Sakinlik mi huzur mu arıyorsunuz? Hepsi Seyşeller’in el değmemiş plajlarında mevcut. Ada genel olarak o kadar sakin ki yolda giderlerken bile yavaş yavaş ilerliyorlar. Ada insanının genelde acelesi olmuyor zaten. :) Seyşellerin plajları, bembeyaz un gibi kumları ve mavinin her tonunu görebileceğiniz temiz ve berrak suyuyla meşhur. Sizlerle sırasıyla Praslin, La Digue ve Mahe adalarındaki birbirinden güzel plajları ve fotoğraflarını paylaşacağım. Yeme – İçme, Ulaşım ve Konaklama ile ilgili bilgiler için Seyşeller Gezi Rehberimize göz atabilirsiniz. Detaylarına girmeden önce şunu söyleyebilirim ki Seyşeller’e gitmeden önce mutlaka yanınıza deniz ayakkabılarınızı ve şnorkelinizi alın. Eğer dalgıç değilseniz ve ben kenardan da olsa balıkları görsem yeter diyorsanız küçük akvaryum plajlarında bunu doyasıya yaşayabilirsiniz. Şimdi gelelim detaylara..
Praslin Plajları
Praslin adasının en meşhur ve dünyaca da bilinen plajı Anse Lazio elbette. Ama tek güzel plajı burası mı başka yok mu derseniz elbette ki geniş kumsalı, su sporu aktiviteleriyle de Cote d’or plajını da öneririz.
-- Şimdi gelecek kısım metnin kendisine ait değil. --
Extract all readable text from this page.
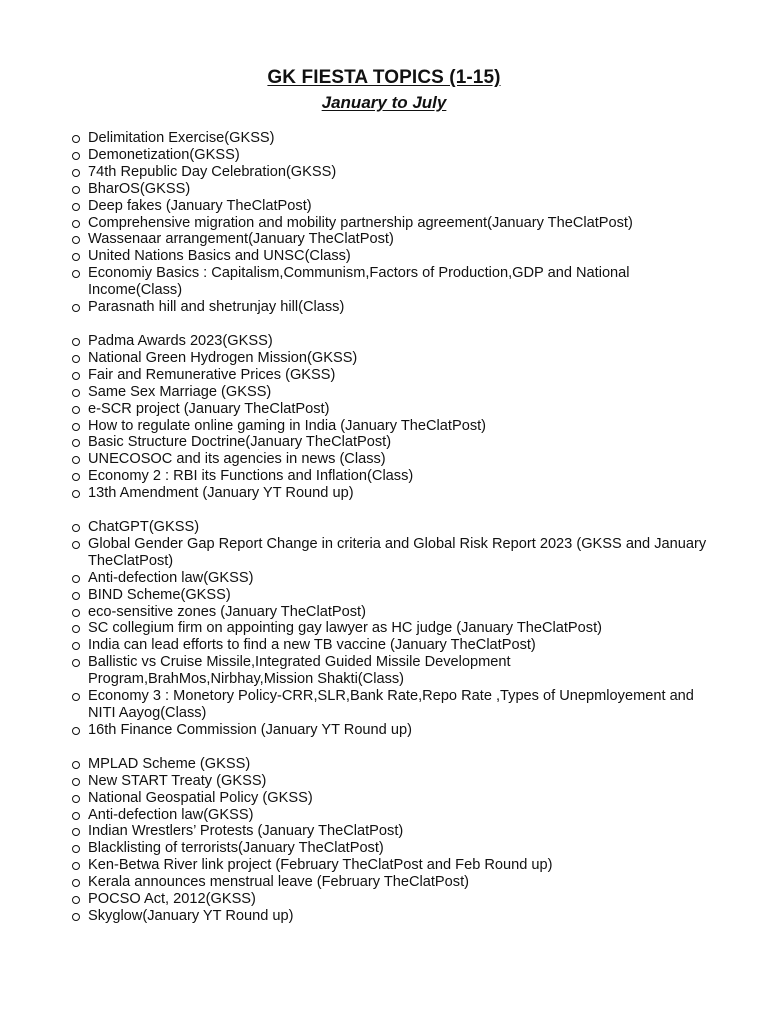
GK FIESTA TOPICS (1-15)
January to July
Delimitation Exercise(GKSS)
Demonetization(GKSS)
74th Republic Day Celebration(GKSS)
BharOS(GKSS)
Deep fakes (January TheClatPost)
Comprehensive migration and mobility partnership agreement(January TheClatPost)
Wassenaar arrangement(January TheClatPost)
United Nations Basics and UNSC(Class)
Economiy Basics : Capitalism,Communism,Factors of Production,GDP and National Income(Class)
Parasnath hill and shetrunjay hill(Class)
Padma Awards 2023(GKSS)
National Green Hydrogen Mission(GKSS)
Fair and Remunerative Prices (GKSS)
Same Sex Marriage (GKSS)
e-SCR project (January TheClatPost)
How to regulate online gaming in India (January TheClatPost)
Basic Structure Doctrine(January TheClatPost)
UNECOSOC and its agencies in news (Class)
Economy 2 : RBI its Functions and Inflation(Class)
13th Amendment (January YT Round up)
ChatGPT(GKSS)
Global Gender Gap Report Change in criteria and Global Risk Report 2023 (GKSS and January TheClatPost)
Anti-defection law(GKSS)
BIND Scheme(GKSS)
eco-sensitive zones (January TheClatPost)
SC collegium firm on appointing gay lawyer as HC judge (January TheClatPost)
India can lead efforts to find a new TB vaccine (January TheClatPost)
Ballistic vs Cruise Missile,Integrated Guided Missile Development Program,BrahMos,Nirbhay,Mission Shakti(Class)
Economy 3 : Monetory Policy-CRR,SLR,Bank Rate,Repo Rate ,Types of Unepmloyement and NITI Aayog(Class)
16th Finance Commission (January YT Round up)
MPLAD Scheme (GKSS)
New START Treaty (GKSS)
National Geospatial Policy (GKSS)
Anti-defection law(GKSS)
Indian Wrestlers’ Protests (January TheClatPost)
Blacklisting of terrorists(January TheClatPost)
Ken-Betwa River link project (February TheClatPost and Feb Round up)
Kerala announces menstrual leave (February TheClatPost)
POCSO Act, 2012(GKSS)
Skyglow(January YT Round up)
Anse Lazio: Praslin’deki bu plaj, dünyanın en iyi plajlarından biri olarak seçilmiş. Zaten buraya geldiğiniz ilk anda özellikle de sabah saatleriyse nedenini hemen anlayacaksınız. Yumuşacık, pudra gibi beyaz bir kum düşünün ve çok yüksek olmayan dalgalar sahile vuruyor. Denizin içerisinde kocaman, fotoğraf çektirmek için çok uygun ve büyüsüne büyü katan granit taşlar ve turkuaz bir su sizi kucaklıyor. Plaja arabayla kolaylıkla ulaşabilir, park yeri bulabilirsiniz. Otobüsle gelmek isterseniz yaklaşık 2 km.lik bir mesafe olan Anse Boudin’in son durağından sonra inip yürümeniz gerekir. Mutlaka görmeniz gereken Praslin’in en güzel plajı olan Anse Lazio ayrıca gizli koylara da sahiptir. Sahilin içlerinden ormanın içerisine dalıp biraz yürüdüğünüzde ya da taşlar üzerinden gittiğinizde ufak koyların da olduğunu göreceksiniz.
Anse Boudin: Cote d’or’dan Anse Lazio’ya giderken önünden geçeceğiniz bu plaj yüzmek için çok elverişli değil, konumu itibariyle çok fazla dalgalı ve su bulanık. Sadece arabayla geçerken birkaç fotoğraf çektik.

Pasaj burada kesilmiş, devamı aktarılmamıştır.